Thursday, July 15, 2004

Why Blogs Have So Much Googlejuice

From a November 2001 Science magazine article by Jon Kleinberg and Steve Lawrence:

Several studies have shown that the number of links to and from individual pages is distributed according to a power law over many orders of magnitude; the fraction of pages with n in-links is roughly n–α for α ~ 2.1.
In other words, less than 0.8 percent of all webpages have more than 10 inbound links from external sites, and less than 0.2 percent have 20 such links. Add in the fact that links are weighted by source influence, and we're done: a single link from the likes of Glenn Reynolds will likely lead to several other links, many from other influential sources.
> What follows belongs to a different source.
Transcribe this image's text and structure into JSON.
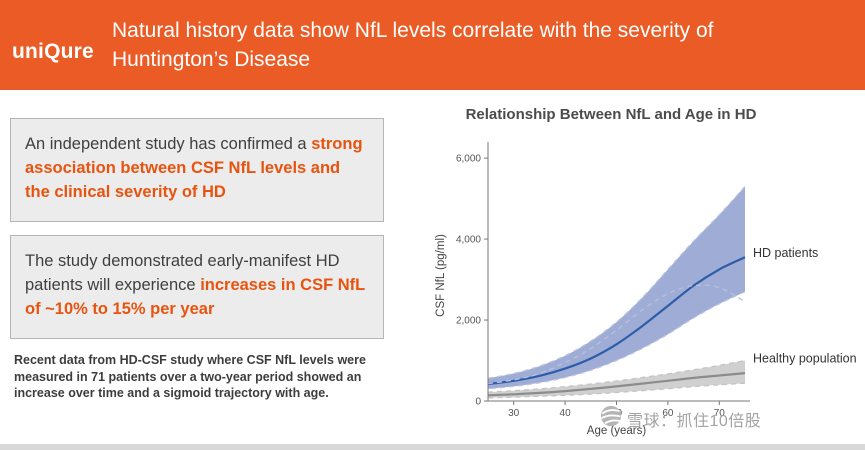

Another thing this power law distribution of inbound links, and therefore, influence, suggests, is that attempts by spammers* to game the system by flooding the web with sham websites, all referring to each other, is likely to fail. To get the results they require, they have to by high-ranking sites, and it inevitably follows that popular blogs that allow anonymous commenting will prove irresistable targets for trackback spam and phony comments. As the most popular bloggers seem either unable or simply unwilling to spend much of their free time policing comment sections, I suppose it's just as well that sites like Instapundit and Andrew Sullivan don't permit commenting or trackback pings; the ongoing trend towards commenter registration is more a feelgood measure rather than any sort of panacea for dealing with this issue.

*Or "Search Engine Optimizers" as they prefer to call themselves.